Le trait commun des différents types de signes distinctifs est d'identifier, voire d'individualiser l'objet désigné. Ils peuvent aussi selon leur nature, indiquer une origine commune des produits ou services marqués.

Le professeur Chavanne les définit comme "les moyens phonétiques ou visuels qui permettent à la clientèle de reconnaître les produits, les services ou des établissements similaires"[5].

La vocation du nom de domaine est quant à elle d'accéder rapidement et facilement à un site. Le nom de domaine est une suite de caractères intelligibles qui se substitue aux seuls chiffres d'une adresse IP.

Les noms de domaines peuvent avoir ou non une fonction distinctive.

Il ne s'agit pas forcément pour le nom de domaine d'annoncer et de distinguer le site et les services proposés sur le site. Contrairement aux signes distinctifs dont la vocation est telle, on constate en pratique que des noms de domaine directement descriptifs sont extrêmement prisés. Le nom de domaine descriptif s'apparente alors à un mot clé, tels ceux par lesquels on effectue une requête auprès d'un moteur de recherche.

Par exemple, news.com donne accès au site de CNET dédié aux dernières nouvelles technologiques. Les noms les plus génériques sont les plus prisés, ce que l'on peut constater sur les sites de ventes aux enchères. 

Par ailleurs, le nom de domaine, qui correspond dans la majorité des cas au titre du site peut avoir un caractère distinctif s'il est arbitraire par rapport au contenu du site auquel il donne accès. Tel est le cas par exemple d'Amazon.com ou de Tucows. Dans cette hypothèse, le titre est lui-même un signe distinctif. Le nom de domaine ne se distingue pas du titre : on peut considérer dans ce cas que l’usage du nom de domaine correspond à celui d’un signe distinctif.

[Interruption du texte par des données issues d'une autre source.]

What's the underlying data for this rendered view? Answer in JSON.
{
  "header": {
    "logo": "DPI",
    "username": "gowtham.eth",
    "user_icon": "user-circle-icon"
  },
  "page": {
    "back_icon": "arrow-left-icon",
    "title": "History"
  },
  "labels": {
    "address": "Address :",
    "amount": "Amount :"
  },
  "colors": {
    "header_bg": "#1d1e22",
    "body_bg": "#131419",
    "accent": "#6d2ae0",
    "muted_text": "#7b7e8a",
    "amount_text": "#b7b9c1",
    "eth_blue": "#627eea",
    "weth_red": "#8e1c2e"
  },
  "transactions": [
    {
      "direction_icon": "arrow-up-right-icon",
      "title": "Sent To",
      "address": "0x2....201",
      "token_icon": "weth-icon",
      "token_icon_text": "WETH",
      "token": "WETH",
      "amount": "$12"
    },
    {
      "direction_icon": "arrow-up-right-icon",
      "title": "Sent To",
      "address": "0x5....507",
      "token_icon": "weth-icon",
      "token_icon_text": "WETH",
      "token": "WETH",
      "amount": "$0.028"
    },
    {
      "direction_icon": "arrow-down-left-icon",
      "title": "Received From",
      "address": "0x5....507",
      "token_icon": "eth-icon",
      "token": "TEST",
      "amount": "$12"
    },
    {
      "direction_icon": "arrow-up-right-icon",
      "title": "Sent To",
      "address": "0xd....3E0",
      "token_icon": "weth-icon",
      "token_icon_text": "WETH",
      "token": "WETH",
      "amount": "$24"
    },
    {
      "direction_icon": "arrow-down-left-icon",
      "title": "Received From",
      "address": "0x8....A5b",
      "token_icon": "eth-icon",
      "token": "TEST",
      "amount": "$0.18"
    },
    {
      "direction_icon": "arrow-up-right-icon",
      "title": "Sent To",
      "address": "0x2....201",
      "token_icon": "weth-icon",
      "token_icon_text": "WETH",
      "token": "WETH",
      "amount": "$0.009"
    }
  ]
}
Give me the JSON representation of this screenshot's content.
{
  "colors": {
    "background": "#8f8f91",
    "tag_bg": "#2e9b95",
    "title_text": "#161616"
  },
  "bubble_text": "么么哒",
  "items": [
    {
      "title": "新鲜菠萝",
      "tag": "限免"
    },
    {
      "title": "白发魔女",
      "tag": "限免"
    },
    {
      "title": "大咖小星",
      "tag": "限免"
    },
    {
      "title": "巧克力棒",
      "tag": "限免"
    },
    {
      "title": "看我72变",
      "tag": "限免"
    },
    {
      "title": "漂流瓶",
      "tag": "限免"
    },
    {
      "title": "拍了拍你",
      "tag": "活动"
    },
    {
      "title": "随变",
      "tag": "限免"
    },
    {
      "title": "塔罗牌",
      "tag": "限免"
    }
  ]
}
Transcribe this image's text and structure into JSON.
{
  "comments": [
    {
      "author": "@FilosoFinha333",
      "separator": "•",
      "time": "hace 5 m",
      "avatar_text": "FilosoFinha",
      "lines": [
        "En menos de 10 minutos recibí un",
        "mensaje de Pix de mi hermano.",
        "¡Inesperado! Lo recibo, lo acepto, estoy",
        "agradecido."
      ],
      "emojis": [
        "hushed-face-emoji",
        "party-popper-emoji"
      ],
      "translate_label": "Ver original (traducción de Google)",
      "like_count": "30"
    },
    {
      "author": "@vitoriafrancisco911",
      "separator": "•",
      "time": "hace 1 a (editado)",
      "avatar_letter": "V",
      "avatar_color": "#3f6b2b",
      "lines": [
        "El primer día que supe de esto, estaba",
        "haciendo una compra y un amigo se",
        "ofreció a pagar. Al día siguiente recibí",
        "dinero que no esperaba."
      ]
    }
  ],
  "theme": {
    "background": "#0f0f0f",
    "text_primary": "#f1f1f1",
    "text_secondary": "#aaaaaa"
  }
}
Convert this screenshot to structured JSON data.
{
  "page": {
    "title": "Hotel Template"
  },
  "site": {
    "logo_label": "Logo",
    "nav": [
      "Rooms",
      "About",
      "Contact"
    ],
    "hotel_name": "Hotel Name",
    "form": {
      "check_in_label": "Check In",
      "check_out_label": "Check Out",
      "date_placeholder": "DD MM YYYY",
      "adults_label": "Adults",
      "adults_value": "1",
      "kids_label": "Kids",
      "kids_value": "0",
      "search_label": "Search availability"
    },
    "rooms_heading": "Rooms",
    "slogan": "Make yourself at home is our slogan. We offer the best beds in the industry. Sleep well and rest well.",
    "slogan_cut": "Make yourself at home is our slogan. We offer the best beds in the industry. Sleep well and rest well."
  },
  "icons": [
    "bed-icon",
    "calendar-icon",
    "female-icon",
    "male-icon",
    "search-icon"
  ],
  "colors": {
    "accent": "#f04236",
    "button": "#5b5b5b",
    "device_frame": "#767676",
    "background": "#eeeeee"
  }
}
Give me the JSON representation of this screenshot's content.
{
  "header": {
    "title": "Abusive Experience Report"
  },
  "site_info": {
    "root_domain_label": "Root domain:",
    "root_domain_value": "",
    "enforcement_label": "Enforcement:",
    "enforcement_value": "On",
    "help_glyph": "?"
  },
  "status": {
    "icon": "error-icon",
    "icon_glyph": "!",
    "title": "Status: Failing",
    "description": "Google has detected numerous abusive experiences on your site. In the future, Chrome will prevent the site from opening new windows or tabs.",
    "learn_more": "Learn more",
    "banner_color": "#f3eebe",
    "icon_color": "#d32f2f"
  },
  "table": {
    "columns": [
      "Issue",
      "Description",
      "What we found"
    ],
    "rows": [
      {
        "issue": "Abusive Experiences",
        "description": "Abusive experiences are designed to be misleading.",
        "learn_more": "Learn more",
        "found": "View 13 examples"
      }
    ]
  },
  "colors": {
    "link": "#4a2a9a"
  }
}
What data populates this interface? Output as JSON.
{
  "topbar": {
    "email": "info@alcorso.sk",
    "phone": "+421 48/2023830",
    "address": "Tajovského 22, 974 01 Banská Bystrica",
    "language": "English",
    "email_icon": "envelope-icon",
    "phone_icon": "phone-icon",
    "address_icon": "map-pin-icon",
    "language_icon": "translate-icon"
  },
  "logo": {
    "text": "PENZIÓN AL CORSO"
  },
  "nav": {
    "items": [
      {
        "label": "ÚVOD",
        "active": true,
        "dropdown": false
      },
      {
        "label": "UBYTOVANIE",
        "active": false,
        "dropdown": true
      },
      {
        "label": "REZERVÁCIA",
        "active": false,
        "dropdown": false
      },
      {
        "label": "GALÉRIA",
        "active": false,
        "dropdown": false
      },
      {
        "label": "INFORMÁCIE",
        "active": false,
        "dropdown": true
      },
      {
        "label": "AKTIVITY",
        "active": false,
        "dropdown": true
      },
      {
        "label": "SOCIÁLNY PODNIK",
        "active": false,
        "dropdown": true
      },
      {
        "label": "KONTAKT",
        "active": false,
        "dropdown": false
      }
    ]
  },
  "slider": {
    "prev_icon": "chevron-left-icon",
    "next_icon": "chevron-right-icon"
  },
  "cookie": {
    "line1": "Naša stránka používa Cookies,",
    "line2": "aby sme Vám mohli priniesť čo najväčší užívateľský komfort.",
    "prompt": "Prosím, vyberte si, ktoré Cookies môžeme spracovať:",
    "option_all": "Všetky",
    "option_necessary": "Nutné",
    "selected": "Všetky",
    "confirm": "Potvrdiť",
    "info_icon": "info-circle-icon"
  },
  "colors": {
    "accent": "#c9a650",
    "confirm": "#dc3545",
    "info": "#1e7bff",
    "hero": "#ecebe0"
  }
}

On peut également envisager qu'un nom de domaine ne corresponde pas au titre du site et soit arbitraire par rapport au contenu dudit site. Dans ce cas, la nature de l’usage du nom de domaine sera déterminante : il devra être utilisé par exemple dans la publicité, pour désigner le site, afin de pouvoir être assimilé à un signe distinctif.

Si les noms de domaine ont pour fonction de faciliter l'accès aux sites Internet, ceci peut donc être favorisé par l'emploi d'un terme distinctif. Il convient d'examiner si l'on peut alors les rattacher à une catégorie connue de signes distinctifs.

> Marque

La marque est un signe servant à distinguer les produits ou services d'une personne physique ou morale.

Elle s'acquiert par l'enregistrement, à l'issue d'un examen de validité intrinsèque effectué par l'INPI. Il est important de souligner qu'en France, il n'existe pas de marque d'usage, contrairement au droit des pays anglo-saxons. Le rayonnement de la marque est national [6].

Le nom de domaine, quant à lui, peut recouper les fonctions de la marque, comme on l'a vu, lorsqu'il s'agit d'un terme pourvu de caractère distinctif.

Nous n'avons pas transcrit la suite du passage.